Zichtbaarheid in de media
Ook wat de rijderswissel betreft, werd de sponsor geconsulteerd. Eind vorig jaar verliet Damon Hill als wereldkampioen het Williams-team en ging met Arrows in zee. Voor de Britse pers was Hill de figuur waar alles om draaide ; hij zorgde voor de meeste publiciteit. De Britse Grand Prix leverde een duimdik dossier op van persknipsels met foto’s van de gehelmde Hill.

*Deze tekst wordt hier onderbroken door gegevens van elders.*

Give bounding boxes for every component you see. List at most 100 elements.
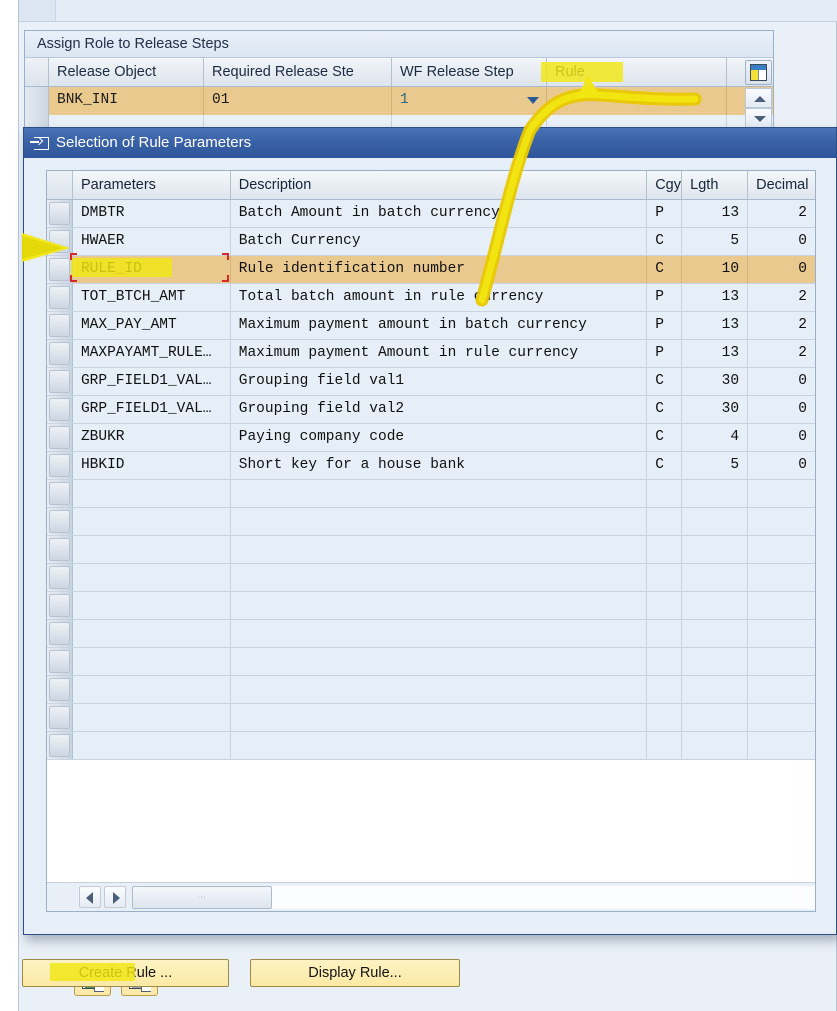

Dit jaar is de oogst een stuk minder. De helm van Villeneuve is ook niet zo’n sterk visueel element als die van Hill (die van Frentzen is al wat beter). “Jacques Villeneuve is niet erg groot en houdt zijn helm niet op buiten de auto. Hill liep altijd nog enige tijd rond met zijn helm op. Door de manier waarop de auto’s nu gebouwd zijn, zitten de rijders lager. We halen dus lang niet hetzelfde niveau van zichtbaarheid in de media,” aldus Robert Baldock.

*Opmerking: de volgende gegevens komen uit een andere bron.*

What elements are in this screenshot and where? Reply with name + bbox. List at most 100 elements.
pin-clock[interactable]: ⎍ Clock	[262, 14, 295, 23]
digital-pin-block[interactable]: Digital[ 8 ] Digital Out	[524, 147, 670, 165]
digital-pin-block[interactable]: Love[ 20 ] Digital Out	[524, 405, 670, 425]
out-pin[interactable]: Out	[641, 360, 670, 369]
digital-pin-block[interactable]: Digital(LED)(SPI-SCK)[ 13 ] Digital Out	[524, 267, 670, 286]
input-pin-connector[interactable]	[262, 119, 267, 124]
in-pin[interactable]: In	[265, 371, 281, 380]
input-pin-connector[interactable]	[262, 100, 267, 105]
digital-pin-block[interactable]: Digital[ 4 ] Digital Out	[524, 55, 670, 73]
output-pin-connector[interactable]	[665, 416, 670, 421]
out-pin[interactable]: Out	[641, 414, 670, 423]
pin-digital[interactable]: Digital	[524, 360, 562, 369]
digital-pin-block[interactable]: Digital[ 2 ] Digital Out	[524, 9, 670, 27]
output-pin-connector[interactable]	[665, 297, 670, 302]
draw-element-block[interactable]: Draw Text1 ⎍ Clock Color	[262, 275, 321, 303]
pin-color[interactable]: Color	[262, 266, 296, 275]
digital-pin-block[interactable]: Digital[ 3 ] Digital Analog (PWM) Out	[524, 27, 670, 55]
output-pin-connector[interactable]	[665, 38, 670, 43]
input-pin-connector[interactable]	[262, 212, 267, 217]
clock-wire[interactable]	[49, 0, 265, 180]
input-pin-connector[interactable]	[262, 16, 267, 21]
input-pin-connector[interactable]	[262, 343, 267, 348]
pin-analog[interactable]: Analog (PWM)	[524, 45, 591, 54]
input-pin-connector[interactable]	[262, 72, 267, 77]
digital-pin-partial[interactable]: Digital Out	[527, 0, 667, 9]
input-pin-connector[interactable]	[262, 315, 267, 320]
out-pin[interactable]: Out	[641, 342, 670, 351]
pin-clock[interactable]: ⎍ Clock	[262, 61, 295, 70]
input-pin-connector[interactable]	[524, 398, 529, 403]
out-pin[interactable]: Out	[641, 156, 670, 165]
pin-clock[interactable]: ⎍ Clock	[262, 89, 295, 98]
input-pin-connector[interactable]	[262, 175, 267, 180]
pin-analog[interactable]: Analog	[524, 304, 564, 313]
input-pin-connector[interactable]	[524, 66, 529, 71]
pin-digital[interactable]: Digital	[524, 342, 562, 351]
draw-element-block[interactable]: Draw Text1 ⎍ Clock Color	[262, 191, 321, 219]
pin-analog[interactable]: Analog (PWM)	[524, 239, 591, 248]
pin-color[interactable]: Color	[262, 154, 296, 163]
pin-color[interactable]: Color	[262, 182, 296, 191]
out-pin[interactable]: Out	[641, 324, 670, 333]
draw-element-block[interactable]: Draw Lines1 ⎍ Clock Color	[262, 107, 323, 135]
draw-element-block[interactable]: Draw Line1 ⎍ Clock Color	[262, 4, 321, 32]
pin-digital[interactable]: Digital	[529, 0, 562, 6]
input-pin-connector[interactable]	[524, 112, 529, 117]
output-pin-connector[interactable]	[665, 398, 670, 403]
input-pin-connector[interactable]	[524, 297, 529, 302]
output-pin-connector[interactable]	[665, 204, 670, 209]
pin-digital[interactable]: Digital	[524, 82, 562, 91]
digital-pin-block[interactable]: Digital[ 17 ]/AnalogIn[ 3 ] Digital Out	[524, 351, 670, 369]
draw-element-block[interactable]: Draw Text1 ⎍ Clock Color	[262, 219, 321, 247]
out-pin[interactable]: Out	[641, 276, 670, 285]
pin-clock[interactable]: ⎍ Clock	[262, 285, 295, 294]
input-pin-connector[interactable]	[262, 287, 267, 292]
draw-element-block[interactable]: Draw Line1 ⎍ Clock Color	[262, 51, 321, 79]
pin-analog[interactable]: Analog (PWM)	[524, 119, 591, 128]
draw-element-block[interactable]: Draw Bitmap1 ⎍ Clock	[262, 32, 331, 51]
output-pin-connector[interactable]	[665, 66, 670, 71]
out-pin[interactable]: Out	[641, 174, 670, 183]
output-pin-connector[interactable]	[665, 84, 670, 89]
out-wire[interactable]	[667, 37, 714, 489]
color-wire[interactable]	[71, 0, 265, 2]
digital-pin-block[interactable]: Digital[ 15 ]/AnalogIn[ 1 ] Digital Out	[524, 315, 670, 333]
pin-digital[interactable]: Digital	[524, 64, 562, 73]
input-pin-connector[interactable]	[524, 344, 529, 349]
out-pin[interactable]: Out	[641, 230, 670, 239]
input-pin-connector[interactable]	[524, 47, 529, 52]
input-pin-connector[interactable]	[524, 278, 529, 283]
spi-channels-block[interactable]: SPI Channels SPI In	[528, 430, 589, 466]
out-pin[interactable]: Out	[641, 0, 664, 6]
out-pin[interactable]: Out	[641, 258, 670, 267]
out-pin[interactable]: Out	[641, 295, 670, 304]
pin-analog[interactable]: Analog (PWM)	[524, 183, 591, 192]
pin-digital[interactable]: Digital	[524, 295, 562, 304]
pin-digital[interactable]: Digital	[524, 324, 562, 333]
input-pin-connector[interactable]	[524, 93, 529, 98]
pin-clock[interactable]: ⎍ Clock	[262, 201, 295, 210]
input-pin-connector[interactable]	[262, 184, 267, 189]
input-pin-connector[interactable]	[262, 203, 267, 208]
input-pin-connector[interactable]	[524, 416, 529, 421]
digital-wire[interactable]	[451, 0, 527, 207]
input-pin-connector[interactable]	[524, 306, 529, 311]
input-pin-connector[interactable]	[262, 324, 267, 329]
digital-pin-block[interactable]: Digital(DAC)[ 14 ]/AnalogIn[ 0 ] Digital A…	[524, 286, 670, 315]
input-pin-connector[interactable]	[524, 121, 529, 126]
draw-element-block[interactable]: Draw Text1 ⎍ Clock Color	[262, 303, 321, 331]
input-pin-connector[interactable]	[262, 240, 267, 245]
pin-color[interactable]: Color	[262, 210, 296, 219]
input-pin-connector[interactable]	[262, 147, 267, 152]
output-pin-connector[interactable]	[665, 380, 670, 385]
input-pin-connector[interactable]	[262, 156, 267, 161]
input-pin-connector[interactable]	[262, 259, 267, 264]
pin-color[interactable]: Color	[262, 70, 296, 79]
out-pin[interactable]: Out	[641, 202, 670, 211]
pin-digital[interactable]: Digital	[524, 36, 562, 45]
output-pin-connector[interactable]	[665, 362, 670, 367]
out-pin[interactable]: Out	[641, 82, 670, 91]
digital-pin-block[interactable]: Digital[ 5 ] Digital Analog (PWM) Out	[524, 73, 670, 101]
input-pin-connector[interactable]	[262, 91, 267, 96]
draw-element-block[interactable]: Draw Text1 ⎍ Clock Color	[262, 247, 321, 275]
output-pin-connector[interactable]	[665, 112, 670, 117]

Andersen Consulting kreeg de mogelijkheid om voor dit seizoen Damon Hill te sponsoren (hij zou zelfs daarvoor het kinstuk van zijn helm vrij hebben gehouden), maar men had geen zekerheid over snelheid en betrouwbaarheid van de Arrows-racewagen. Baldock : “Ondermaatse prestaties zouden precies datgene ondermijnen wat wij via de autosport willen communiceren. Tot dusver heeft Hill dit seizoen nog niet één wedstrijd uitgereden. Jammer, want hij is een heel goed coureur.”
ZAKELIJK.
In de loop van het vorige seizoen deelde Williams aan Andersen Consulting mee dat men naast Jacques Villeneuve de Duitser Heinz-Harald Frentzen wilde contracteren. “Dat was iets anders,” zegt Baldock. “Het was overduidelijk dat Hill het meest gefotografeerd werd. We deden geen definitieve aanbeveling, maar zetten de pro’s en de contra’s naast elkaar. Een voordeel is dat Frentzen een Duitser is, terwijl het Williams-team in Duitsland weinig bekendheid geniet. Duitsland is echter een enorme markt ; heel wat andere sponsors waren erop gebrand om de naam Williams daar wat zichtbaarder te maken. Sinds Frentzen tekende, is dat al gebeurd. Er staan nu ook veel Duitse bedrijfsnamen op de wagen en op de overalls. Iedereen kijkt trouwens al uit naar de Duitse Grand Prix : de media-aandacht voor Frentzen en Schumacher belooft enorm te worden.” Bij de Canadese Grand Prix zal de aandacht natuurlijk vooral gaan naar klassementsleider Villeneuve. Voor Andersen Consulting is Canada een markt in volle ontwikkeling.
De selectie van rijders is dus ook een zakelijke affaire geworden. Volgens Baldock is dat de evolutie in de Formule 1. “Historisch gezien draaide die sport rond een groep mensen die belangstelling had voor autoracen. Nu wordt dat big business. Formula One Holdings zou naar de beurs gaan ; aan de aandelen wordt een grote waarde gegeven op basis van de verwachte tv-inkomsten. Formule 1 is nu wereldwijd sport nummer 1 op de televisie.”
AD VAN POPPEL
ROBERT BALDOCK (ANDERSEN CONSULTING) Consulting heeft met het hoofd te maken, en om een race te winnen moet de coureur zijn hoofd gebruiken. Daarom hebben we onze naam op de helm van de Williams-rijders gezet.